Alright, we’re already over a week into the New Year, but it’s never too late for a good resolution. That being said, here is what the resolutions should be for each Raptor.
Bargnani – Don’t fall in love with that 3. It’s lethal when it’s on and it is via a natural stroke, but it’s effectiveness is based on your unique ability to be a threat to put the ball on the floor at that height or to play down low. Tons of skill, just don’t sell yourself short.
Bosh – As we mentioned earlier, quit the mugging for the crowd. It looks ridiculous.
Calderon – Keep beating defenders off the dribble with your left hand. We’ve seen you quick-step countless defenders this season, keep it going into 2007.
Ford – Don’t be afraid to slow down, bring the ball out and set up. Sure, Sam may not have a play he wants you to run, but at least you can check.
Garbajosa – Okay, seriously dude, you need to shave. Clean shave. Not the “#1 attachment” shave. Use a blade. ONE TIME!
Graham – Finally, we are starting to see you use that frame. My highlight of the 2006 portion of this season was seeing you dunk over Mourning. Keep that going and keep your feet moving on D. You get burned because you aren’t the quickest guy. Be mobile.

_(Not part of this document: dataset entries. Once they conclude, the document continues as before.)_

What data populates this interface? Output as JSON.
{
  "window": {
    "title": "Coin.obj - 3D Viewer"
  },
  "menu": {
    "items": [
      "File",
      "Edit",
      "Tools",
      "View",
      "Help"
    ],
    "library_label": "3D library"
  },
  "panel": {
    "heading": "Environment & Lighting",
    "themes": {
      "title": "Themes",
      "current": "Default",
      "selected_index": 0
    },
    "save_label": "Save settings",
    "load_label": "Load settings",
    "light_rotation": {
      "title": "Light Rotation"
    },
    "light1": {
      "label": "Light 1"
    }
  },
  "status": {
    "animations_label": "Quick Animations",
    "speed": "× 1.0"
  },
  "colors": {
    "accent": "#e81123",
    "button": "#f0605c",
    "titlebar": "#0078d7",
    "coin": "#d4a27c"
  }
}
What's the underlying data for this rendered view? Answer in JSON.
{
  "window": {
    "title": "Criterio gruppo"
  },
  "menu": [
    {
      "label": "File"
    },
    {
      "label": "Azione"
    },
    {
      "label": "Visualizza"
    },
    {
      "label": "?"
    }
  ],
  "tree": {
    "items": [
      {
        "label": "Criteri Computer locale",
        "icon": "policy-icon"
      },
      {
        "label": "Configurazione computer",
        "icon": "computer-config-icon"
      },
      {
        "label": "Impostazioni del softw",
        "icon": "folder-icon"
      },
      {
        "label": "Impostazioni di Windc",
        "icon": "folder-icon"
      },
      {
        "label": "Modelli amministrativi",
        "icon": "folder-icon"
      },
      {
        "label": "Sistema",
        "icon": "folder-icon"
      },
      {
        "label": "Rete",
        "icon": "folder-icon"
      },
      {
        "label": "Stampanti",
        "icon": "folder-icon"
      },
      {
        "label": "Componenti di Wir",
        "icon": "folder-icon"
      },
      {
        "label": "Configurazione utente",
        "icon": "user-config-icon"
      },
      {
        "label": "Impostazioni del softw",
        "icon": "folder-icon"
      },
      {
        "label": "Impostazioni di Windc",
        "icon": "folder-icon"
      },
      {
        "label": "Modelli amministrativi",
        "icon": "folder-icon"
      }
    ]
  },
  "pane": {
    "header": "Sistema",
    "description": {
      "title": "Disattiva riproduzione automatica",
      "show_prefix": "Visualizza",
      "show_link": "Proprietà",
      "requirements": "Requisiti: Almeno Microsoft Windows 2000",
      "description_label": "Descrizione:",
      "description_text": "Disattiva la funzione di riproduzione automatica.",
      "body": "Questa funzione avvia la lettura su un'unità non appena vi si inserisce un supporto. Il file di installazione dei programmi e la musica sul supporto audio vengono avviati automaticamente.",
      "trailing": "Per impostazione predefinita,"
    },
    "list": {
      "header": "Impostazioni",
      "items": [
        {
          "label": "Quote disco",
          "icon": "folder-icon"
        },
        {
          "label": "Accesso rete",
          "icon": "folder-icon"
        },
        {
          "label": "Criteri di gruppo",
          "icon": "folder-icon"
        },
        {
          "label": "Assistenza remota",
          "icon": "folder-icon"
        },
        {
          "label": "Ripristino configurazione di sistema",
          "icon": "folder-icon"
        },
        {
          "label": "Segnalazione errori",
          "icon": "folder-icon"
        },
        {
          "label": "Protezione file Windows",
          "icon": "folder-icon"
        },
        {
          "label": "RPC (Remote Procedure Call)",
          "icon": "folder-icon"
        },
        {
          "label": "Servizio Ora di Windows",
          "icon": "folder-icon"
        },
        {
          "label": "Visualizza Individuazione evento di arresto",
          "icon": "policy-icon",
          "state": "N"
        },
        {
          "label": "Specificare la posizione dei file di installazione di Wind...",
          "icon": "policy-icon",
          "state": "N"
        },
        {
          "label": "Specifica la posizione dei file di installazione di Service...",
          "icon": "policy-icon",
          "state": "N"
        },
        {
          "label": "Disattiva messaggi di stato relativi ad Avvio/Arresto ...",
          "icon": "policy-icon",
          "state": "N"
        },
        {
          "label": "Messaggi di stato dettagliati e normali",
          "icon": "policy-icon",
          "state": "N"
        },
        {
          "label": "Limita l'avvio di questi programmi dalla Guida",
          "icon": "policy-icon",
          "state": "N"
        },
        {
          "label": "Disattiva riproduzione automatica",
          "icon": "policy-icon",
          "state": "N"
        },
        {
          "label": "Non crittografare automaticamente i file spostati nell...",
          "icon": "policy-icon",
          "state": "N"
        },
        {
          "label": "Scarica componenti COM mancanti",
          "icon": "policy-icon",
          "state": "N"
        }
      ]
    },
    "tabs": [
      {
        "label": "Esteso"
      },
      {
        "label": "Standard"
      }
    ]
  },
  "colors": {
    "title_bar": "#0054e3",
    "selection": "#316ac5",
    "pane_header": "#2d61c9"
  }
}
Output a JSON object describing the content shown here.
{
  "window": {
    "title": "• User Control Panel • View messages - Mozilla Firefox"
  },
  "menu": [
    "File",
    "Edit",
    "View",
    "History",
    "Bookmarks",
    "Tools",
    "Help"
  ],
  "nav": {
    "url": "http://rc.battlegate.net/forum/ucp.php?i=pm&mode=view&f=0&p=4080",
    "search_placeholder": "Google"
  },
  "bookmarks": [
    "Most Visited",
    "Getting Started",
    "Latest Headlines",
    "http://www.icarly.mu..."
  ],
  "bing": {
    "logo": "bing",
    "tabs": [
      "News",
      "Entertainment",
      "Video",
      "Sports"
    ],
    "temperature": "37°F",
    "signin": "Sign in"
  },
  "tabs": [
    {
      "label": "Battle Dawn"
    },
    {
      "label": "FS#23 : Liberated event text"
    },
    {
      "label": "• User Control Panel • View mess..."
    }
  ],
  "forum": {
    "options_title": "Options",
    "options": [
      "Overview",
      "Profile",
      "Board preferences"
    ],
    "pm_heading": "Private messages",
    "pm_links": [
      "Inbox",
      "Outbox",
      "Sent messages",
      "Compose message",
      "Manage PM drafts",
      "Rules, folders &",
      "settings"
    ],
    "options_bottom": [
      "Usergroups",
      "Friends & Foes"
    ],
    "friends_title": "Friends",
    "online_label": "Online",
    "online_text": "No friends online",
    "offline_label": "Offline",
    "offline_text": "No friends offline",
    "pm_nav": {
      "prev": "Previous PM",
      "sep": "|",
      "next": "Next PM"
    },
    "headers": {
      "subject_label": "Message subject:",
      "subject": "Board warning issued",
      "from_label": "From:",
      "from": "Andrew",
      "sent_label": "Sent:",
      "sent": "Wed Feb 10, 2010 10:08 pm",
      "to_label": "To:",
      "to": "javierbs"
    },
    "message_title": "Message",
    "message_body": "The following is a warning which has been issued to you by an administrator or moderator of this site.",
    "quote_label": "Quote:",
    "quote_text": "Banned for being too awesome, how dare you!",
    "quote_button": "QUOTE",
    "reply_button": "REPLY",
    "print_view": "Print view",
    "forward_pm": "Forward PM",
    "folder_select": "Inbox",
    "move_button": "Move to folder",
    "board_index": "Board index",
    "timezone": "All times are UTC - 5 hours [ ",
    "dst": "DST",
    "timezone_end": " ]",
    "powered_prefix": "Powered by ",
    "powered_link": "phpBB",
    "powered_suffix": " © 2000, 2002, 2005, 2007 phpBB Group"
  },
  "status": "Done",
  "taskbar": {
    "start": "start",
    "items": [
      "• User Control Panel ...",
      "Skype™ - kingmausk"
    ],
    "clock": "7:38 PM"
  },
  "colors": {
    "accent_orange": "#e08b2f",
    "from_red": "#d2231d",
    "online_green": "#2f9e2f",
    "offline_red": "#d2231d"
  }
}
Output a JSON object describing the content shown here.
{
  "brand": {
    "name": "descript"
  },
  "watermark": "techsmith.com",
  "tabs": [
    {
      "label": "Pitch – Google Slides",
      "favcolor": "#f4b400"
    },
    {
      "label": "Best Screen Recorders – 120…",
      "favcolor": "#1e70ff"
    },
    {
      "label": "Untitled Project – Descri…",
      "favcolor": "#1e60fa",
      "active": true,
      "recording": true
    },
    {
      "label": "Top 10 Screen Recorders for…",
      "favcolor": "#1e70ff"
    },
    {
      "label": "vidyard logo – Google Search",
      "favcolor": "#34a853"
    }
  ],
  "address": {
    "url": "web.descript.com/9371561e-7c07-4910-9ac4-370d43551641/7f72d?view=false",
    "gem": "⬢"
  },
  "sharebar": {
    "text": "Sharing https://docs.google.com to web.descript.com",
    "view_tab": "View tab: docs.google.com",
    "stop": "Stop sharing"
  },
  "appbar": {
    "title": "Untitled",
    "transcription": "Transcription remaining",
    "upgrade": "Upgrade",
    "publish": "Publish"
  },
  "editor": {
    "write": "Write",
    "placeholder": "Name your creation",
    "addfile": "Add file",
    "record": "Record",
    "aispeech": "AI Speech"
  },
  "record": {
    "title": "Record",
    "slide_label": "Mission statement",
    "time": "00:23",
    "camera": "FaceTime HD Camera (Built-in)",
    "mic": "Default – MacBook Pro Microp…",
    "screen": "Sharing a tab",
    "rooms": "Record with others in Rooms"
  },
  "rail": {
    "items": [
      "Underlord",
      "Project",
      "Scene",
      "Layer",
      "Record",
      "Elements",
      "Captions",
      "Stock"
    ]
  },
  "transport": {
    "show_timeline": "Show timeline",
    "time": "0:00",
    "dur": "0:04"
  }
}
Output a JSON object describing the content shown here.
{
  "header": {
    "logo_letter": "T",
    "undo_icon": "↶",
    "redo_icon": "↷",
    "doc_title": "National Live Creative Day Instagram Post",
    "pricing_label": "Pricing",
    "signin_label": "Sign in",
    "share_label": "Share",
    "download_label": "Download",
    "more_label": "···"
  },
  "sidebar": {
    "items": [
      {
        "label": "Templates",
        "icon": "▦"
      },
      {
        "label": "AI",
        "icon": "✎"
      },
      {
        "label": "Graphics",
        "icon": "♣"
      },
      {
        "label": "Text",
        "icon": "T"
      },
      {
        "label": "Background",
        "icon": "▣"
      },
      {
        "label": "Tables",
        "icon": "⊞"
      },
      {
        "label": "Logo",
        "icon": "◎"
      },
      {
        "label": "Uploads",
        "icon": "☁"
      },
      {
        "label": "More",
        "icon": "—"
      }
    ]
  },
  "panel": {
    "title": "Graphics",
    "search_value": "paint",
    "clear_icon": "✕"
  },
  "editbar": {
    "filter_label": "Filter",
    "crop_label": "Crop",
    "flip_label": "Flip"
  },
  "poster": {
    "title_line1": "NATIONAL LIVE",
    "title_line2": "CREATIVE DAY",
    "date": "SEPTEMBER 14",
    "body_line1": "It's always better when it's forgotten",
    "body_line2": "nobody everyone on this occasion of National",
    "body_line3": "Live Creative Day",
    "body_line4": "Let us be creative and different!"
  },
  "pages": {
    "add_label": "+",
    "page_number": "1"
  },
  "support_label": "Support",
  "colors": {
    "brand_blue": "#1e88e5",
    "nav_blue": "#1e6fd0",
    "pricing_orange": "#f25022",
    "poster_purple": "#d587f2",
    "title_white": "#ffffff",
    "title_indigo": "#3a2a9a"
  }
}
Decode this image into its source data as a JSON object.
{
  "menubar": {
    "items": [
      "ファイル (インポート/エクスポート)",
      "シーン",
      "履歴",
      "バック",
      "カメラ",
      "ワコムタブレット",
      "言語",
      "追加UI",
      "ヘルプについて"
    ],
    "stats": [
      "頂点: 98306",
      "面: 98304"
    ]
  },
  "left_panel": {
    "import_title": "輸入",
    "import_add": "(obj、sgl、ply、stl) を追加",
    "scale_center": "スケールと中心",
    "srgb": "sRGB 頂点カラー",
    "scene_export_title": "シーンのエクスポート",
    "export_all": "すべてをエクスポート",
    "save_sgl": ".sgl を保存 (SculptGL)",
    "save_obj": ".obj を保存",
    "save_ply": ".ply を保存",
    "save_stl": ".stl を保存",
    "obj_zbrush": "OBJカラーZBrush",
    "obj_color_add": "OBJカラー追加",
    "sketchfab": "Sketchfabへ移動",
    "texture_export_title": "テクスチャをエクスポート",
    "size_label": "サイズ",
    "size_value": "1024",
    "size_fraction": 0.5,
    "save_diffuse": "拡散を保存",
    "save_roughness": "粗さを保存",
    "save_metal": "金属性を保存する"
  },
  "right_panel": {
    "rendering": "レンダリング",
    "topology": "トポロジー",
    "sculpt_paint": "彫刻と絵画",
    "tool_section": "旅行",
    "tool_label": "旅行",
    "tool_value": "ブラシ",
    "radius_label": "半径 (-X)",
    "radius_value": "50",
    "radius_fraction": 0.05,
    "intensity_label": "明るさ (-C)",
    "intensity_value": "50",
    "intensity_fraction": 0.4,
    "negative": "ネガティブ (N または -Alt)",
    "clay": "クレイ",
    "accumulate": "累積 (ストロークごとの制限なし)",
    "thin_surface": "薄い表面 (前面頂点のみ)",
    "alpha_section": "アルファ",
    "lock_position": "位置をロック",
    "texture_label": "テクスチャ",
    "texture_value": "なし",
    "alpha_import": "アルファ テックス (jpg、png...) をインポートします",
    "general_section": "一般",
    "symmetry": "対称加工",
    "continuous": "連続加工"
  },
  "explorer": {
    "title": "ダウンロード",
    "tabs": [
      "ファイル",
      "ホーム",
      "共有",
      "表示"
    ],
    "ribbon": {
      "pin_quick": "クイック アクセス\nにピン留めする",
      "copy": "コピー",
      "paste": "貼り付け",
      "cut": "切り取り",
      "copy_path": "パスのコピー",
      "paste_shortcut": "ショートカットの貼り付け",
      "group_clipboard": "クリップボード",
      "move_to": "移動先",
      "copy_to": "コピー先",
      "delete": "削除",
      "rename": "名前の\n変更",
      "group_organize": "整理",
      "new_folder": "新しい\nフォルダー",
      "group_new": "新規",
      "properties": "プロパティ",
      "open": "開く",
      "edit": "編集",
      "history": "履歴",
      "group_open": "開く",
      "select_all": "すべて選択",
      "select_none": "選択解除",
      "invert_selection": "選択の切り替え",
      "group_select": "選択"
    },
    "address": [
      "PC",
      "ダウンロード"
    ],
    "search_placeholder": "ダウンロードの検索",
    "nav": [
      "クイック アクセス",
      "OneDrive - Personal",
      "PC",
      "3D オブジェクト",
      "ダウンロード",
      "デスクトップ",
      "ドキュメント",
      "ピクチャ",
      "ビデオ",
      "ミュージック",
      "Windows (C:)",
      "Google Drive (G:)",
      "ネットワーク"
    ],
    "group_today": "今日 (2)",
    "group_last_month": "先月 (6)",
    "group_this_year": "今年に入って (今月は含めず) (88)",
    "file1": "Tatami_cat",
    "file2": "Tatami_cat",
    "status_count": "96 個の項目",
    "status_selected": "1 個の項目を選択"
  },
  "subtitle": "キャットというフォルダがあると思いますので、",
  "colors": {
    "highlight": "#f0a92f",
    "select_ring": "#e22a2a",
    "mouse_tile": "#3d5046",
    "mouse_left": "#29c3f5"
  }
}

Humphries – If we see you put the ball on the floor again, you WILL receive the MINE James treatment.
Jones – Fred, can you please decide if you really want to play basketball anymore? You were a dunk champ, right? How about you dunk ONE TIME in 2007.
D-Mart – Just because you come in and drop a few shots, it does not mean you’re the man. It doesn’t mean you should look away from guys down the stretch when you are inexplicably in the lineup. Share the ball.
Nesterovic – I want to see you dunk. ONE TIME. Have a competition with Fred Jones to see who will dunk first. I am envisioning you dunking like Jim Carrey in the Cableguy.
Parker – If the 3’s there, take it. Don’t hesitate.
MoPete – Talk to Sam and try to figure out what you ever did to him.
Slokar – If you’re only going to get a few minutes of PT, do a Pape (formerly known as doing a Yogi) and foul everybody before you sit down.
Sow – Get healthy before Slokar starts calling your 5 fouls in 1 minute move “The Slokar”
Tucker – Show Sam what it means to box out, then rebound. Then write it for him. Then draw it for him. Then let him know that’s what you do. Then write THAT down. Then let him know that you play for him. Um…write that down too.
Mitchell – Look for nice home in Georgia.